This example demonstrates the role irreversibility plays a role in real options logic.8 Irreversibility refers to the inability to recover part or all of an investment if conditions change. The oil field, for example, can be considered at least partly irreversible since firms cannot recoup all of the expenditures associated with field purchase should oil prices decline below profitable levels. If one's investments were completely reversible, one would not need to consider option investing since poor decisions could be costlessly corrected. One should note that irreversibility will vary by option. For example, a new alliance contract may be terminated at minimal cost9 although failed entry into new markets can have devastating consequences for firms. Obviously, assessing degrees of irreversibility is essential for determining values of real options.
Uncertainty obviously plays an important role in determining the value of the oil field option. Option management is unnecessary in the absence of uncertainty since complete knowledge (and rationality) allows one to consistently select the optimal investment strategy. In the presence of complete knowledge, one knows exactly what course to pursue. Obviously, such conditions are rarely met. Therefore, option values often (but not always) increase with increasing uncertainty.10 In the case of the oil field, an investor cannot easily recoup her/his loss if economic conditions move downward (leading to declines in oil prices), or if alternative means of energy production develop (leading to decline in oil demand).
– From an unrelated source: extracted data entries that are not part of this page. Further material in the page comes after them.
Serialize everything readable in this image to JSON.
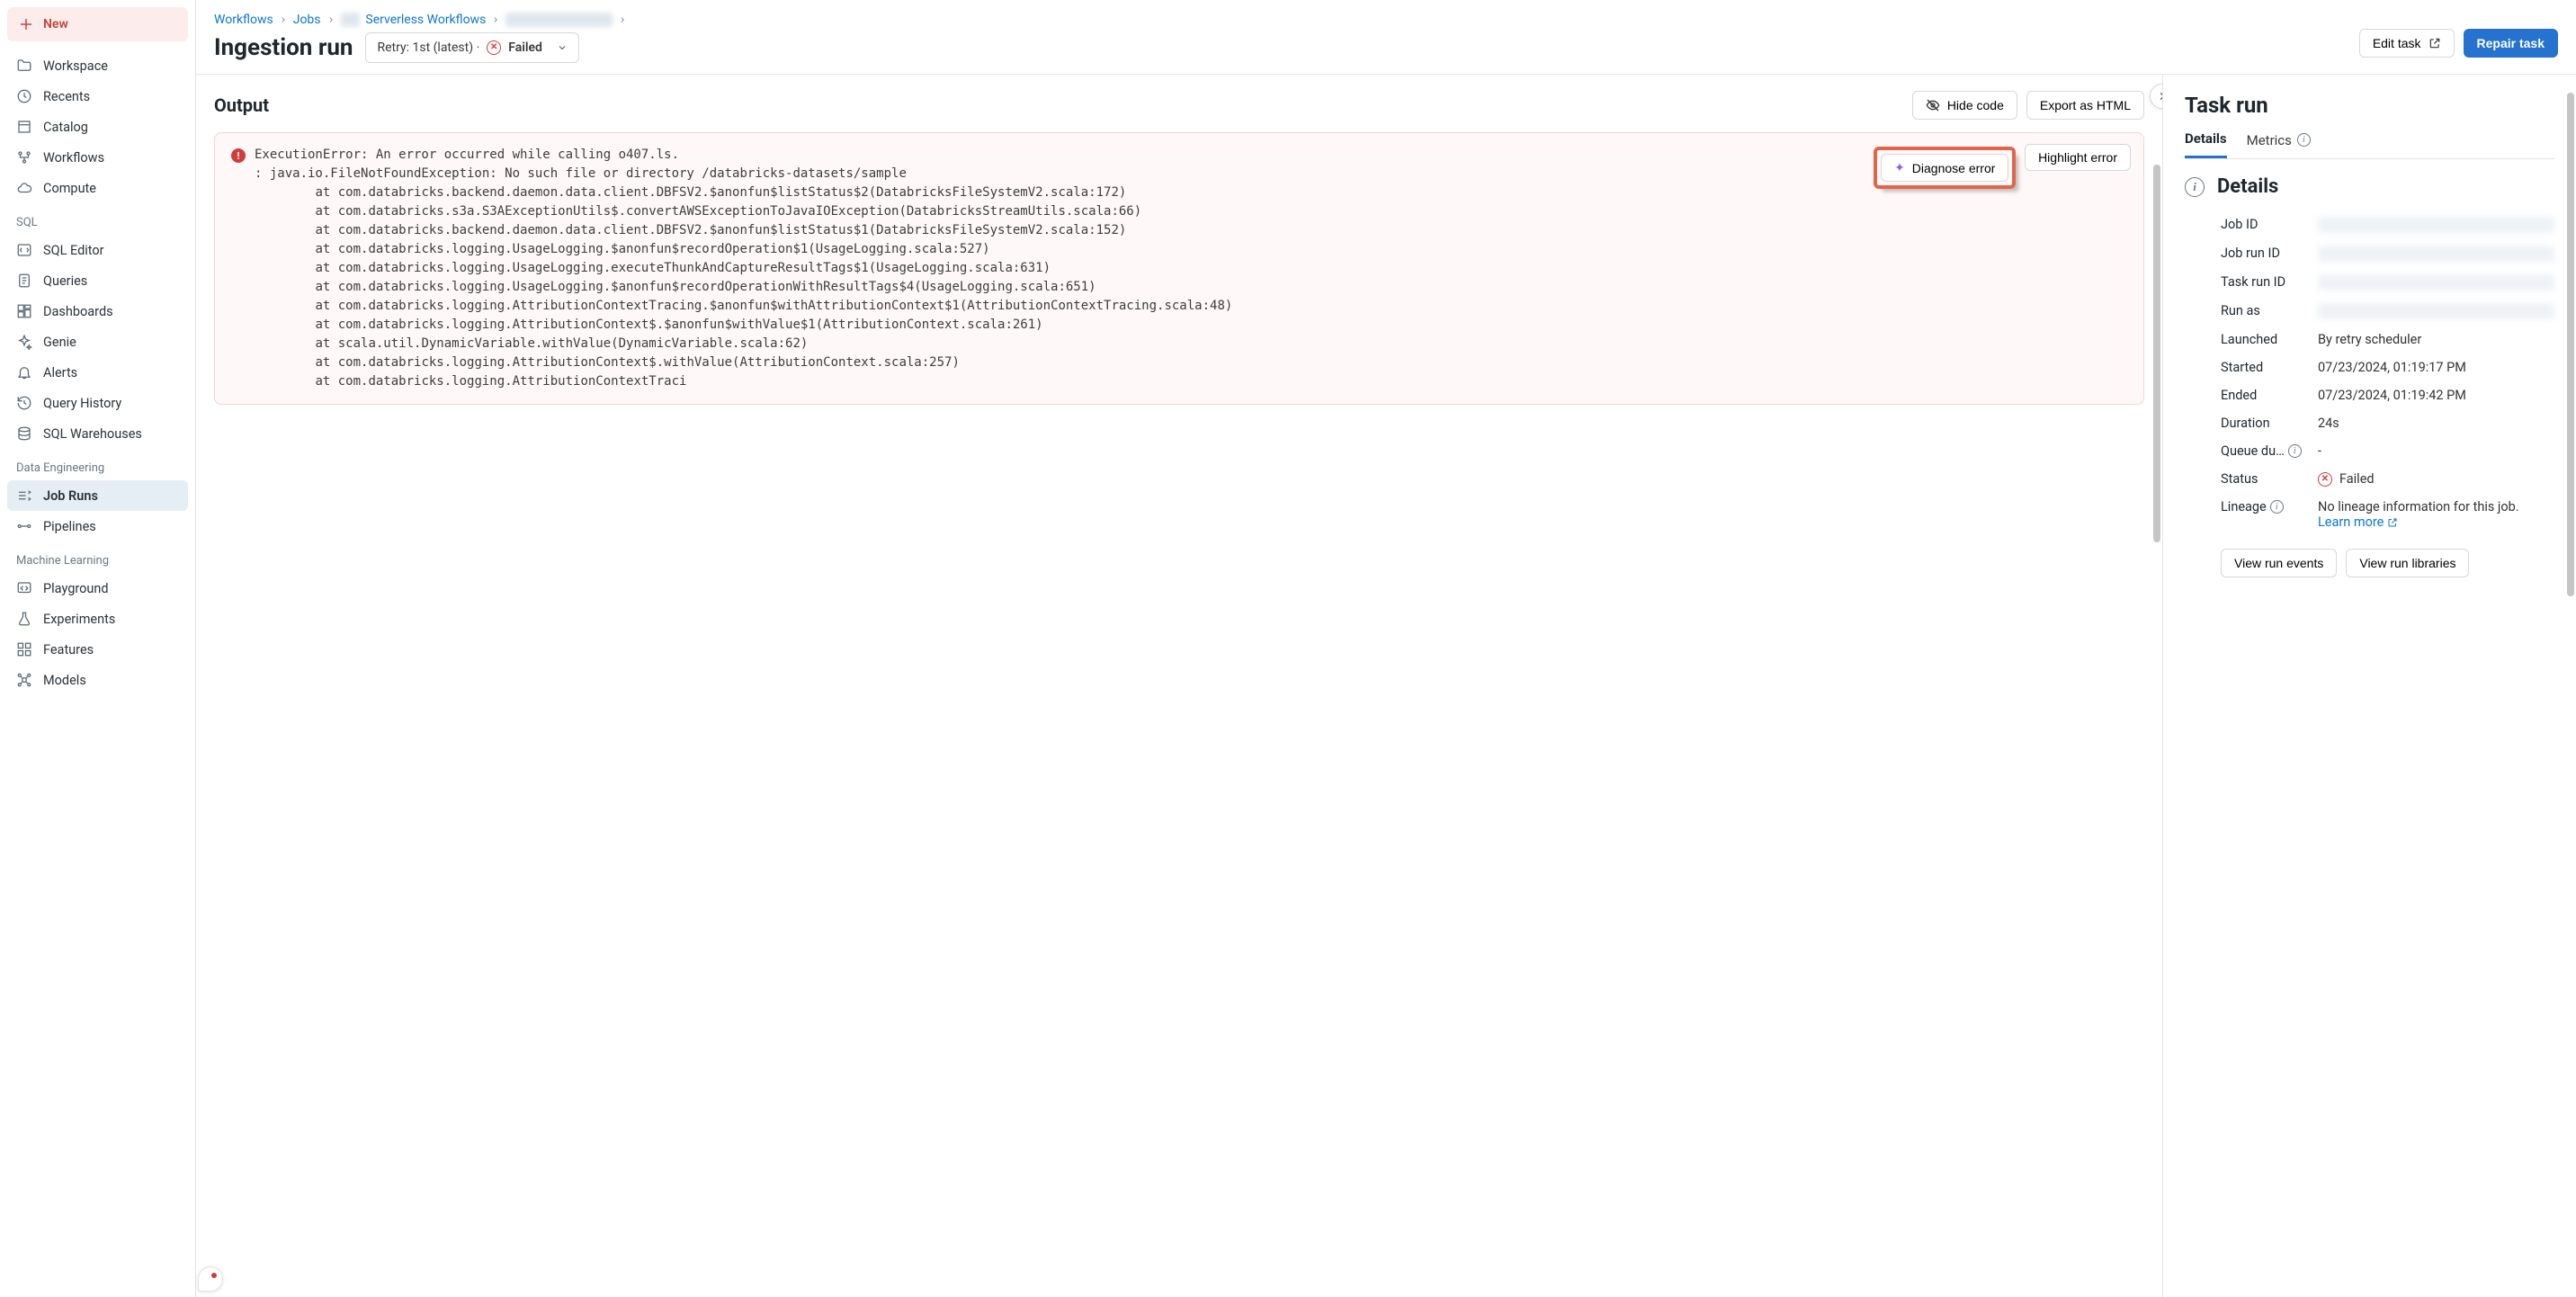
{
  "sidebar": {
    "new_label": "New",
    "primary": [
      {
        "label": "Workspace",
        "icon": "folder"
      },
      {
        "label": "Recents",
        "icon": "clock"
      },
      {
        "label": "Catalog",
        "icon": "catalog"
      },
      {
        "label": "Workflows",
        "icon": "workflow"
      },
      {
        "label": "Compute",
        "icon": "cloud"
      }
    ],
    "sql_label": "SQL",
    "sql": [
      {
        "label": "SQL Editor",
        "icon": "sql"
      },
      {
        "label": "Queries",
        "icon": "doc"
      },
      {
        "label": "Dashboards",
        "icon": "dash"
      },
      {
        "label": "Genie",
        "icon": "genie"
      },
      {
        "label": "Alerts",
        "icon": "bell"
      },
      {
        "label": "Query History",
        "icon": "history"
      },
      {
        "label": "SQL Warehouses",
        "icon": "warehouse"
      }
    ],
    "de_label": "Data Engineering",
    "de": [
      {
        "label": "Job Runs",
        "icon": "runs",
        "active": true
      },
      {
        "label": "Pipelines",
        "icon": "pipe"
      }
    ],
    "ml_label": "Machine Learning",
    "ml": [
      {
        "label": "Playground",
        "icon": "play"
      },
      {
        "label": "Experiments",
        "icon": "flask"
      },
      {
        "label": "Features",
        "icon": "feat"
      },
      {
        "label": "Models",
        "icon": "model"
      }
    ]
  },
  "breadcrumb": {
    "items": [
      "Workflows",
      "Jobs",
      "Serverless Workflows"
    ]
  },
  "page": {
    "title": "Ingestion run",
    "retry_prefix": "Retry: 1st (latest) ·",
    "retry_status": "Failed"
  },
  "actions": {
    "edit_task": "Edit task",
    "repair_task": "Repair task",
    "hide_code": "Hide code",
    "export_html": "Export as HTML",
    "diagnose": "Diagnose error",
    "highlight": "Highlight error"
  },
  "output": {
    "heading": "Output",
    "stack": "ExecutionError: An error occurred while calling o407.ls.\n: java.io.FileNotFoundException: No such file or directory /databricks-datasets/sample\n        at com.databricks.backend.daemon.data.client.DBFSV2.$anonfun$listStatus$2(DatabricksFileSystemV2.scala:172)\n        at com.databricks.s3a.S3AExceptionUtils$.convertAWSExceptionToJavaIOException(DatabricksStreamUtils.scala:66)\n        at com.databricks.backend.daemon.data.client.DBFSV2.$anonfun$listStatus$1(DatabricksFileSystemV2.scala:152)\n        at com.databricks.logging.UsageLogging.$anonfun$recordOperation$1(UsageLogging.scala:527)\n        at com.databricks.logging.UsageLogging.executeThunkAndCaptureResultTags$1(UsageLogging.scala:631)\n        at com.databricks.logging.UsageLogging.$anonfun$recordOperationWithResultTags$4(UsageLogging.scala:651)\n        at com.databricks.logging.AttributionContextTracing.$anonfun$withAttributionContext$1(AttributionContextTracing.scala:48)\n        at com.databricks.logging.AttributionContext$.$anonfun$withValue$1(AttributionContext.scala:261)\n        at scala.util.DynamicVariable.withValue(DynamicVariable.scala:62)\n        at com.databricks.logging.AttributionContext$.withValue(AttributionContext.scala:257)\n        at com.databricks.logging.AttributionContextTraci"
  },
  "taskrun": {
    "heading": "Task run",
    "tabs": {
      "details": "Details",
      "metrics": "Metrics"
    },
    "details_heading": "Details",
    "rows": {
      "job_id": {
        "label": "Job ID"
      },
      "job_run_id": {
        "label": "Job run ID"
      },
      "task_run_id": {
        "label": "Task run ID"
      },
      "run_as": {
        "label": "Run as"
      },
      "launched": {
        "label": "Launched",
        "value": "By retry scheduler"
      },
      "started": {
        "label": "Started",
        "value": "07/23/2024, 01:19:17 PM"
      },
      "ended": {
        "label": "Ended",
        "value": "07/23/2024, 01:19:42 PM"
      },
      "duration": {
        "label": "Duration",
        "value": "24s"
      },
      "queue": {
        "label": "Queue du…",
        "value": "-"
      },
      "status": {
        "label": "Status",
        "value": "Failed"
      },
      "lineage": {
        "label": "Lineage",
        "value": "No lineage information for this job.",
        "learn_more": "Learn more"
      }
    },
    "buttons": {
      "events": "View run events",
      "libraries": "View run libraries"
    }
  }
}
We should note, however, that the effects of uncertainty on option value are multifaceted. For example, some scholars 11 distinguish between economic uncertainty (i.e., that which is due to general macro-economic movements) and technical uncertainty (i.e., that which can be reduced via experimentation), which demonstrate countervailing effects on investment decisions.12 For example, economic uncertainty reflected in highly volatile oil prices compels one to wait to invest (e.g., pursue development of an oil field) in order to gather more information about long-term project profitability. Such uncertainty is "exogenous" since firm actions can in no way reduce this uncertainty.13 In contrast, technical uncertainty or the lack of understanding of how to effectively extract the oil is "endogenous" (since firm activities can reduce it) to the decision process and therefore can be reduced via investment. Iterative development (e.g., drilling a number of wells before deciding which to pursue for further oil extraction, using various drilling technologies before deciding which is most effective) will inform the firm of potential oil in the field, viability of extraction methods, etc. The important point here is that whereas economic uncertainty in the real options literature forestalls investment (e.g., wait and see how events unfold), technical uncertainty compels (at least in a limited manner) investment (e.g., investment reveals more information on which to base subsequent investment).
Furthermore, some research indicates that a single type of uncertainty can have a nonlinear effect on investment.14 For example, uncertainty may precipitate conditions where increases in (potential) returns to a unit of investment exceed the cost of that unit. Such conditions can occur when exogenous uncertainty creates considerable ignorance about future business conditions and thus, provides considerable upside potential while depressing input prices.15 For example, consider a manufacturing firm in an industry facing considerable market uncertainty. This uncertainty may lead to reduced input prices as producers curtail further production. However, reduced production may also attract new entrants into the industry. Some incumbents may be able to forestall entry by investing in a new plant while offsetting some of this investment with lower input prices the industry.16 In such cases, uncertainty about demand and potential entrant abilities may compel rather than dissuade investment in the plant.